Ann Cease, as Linda Lohman, has come back to theater after a hiatus of quite a few years based on the fun she had in Saaren's Production of "Side by Side by Sondheim" last fall when the entire Cease family was involved on stage or on the lights (Brett).
"The family dynamic that Arthur Miller has written is amazing. It is not an era I could have lived in, to be a wife who couldn't always tell the truth and who waits on a husband hand and foot," Ann Cease said. "To me it was a challenge to be this kind of an old-fashioned wife who keeps the ball rolling. It is very interesting to me to see how times have changed. My son Brett has been having a difficult time with the way his character refers to women and says things that Brett would never say in real life. On a brighter side, this is the first time I've been on stage with Brett since Bemidji Community Theater's 'Music Man' in 1995."
Next-door neighbor Charley (Charlie Parsons), presumably Willy's best friend, is financially secure and has a son in law school. Willy is no longer bringing home a paycheck because his job is now strictly commission. Willy meets with Charley in the shared backyard to borrow yet another $50, which he promises to pay back, but Charley knows that his friend will never be able to pay him back.
Parson said he was given the role because Gasman "needed a man of some statue and gravitas."

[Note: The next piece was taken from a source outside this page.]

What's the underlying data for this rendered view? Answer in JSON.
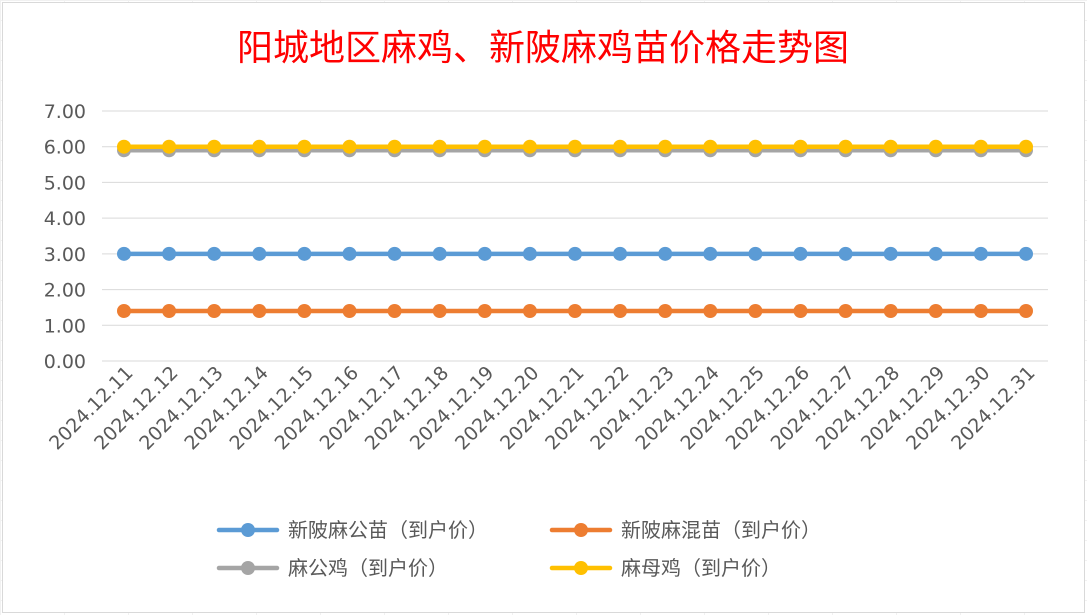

"I usually get cast as sort of an oafish person and this is the first time I've been cast as a heavy," he said. "Charley is the guy in the background, successful and no bull. Willy lives in fantasy; his dreams are so big that he has begun to believe them himself. His kids refer to me as Uncle Charley, I've known them forever, our boys grew up together. I am a successful businessman who paid off his half of the duplex years ago and Willy is a wage slave who has still to make his final payment. My character sees him as delusional and depressed. Something has to change but yet Willy has not yet found a way to 'get out of the woods.'"
The rest of the cast includes Mike Bredon, K.D. Howells, Danielle Macalester, Ramey Nordby, Reed Olson and Danielle Quick, all of whom have been on stage in Bemidji in different productions.
Cheryl Winnett's attention to detail brings viewers into the story. The set is from the post-war era in a somewhat shabby apartment: a pink chenille bedspread, a metal coffee percolator, 1950s-designed dinner plates, a metal flashlight, boxes of stockings, a darning egg in the sewing basket, wooden clothespins in a flowered clothespin holder, a round laundry basket with handles and Willy's beloved seed packets.
The play is not for young children as it deals with marital infidelity, language that would be offensive today, mental deterioration and suicide.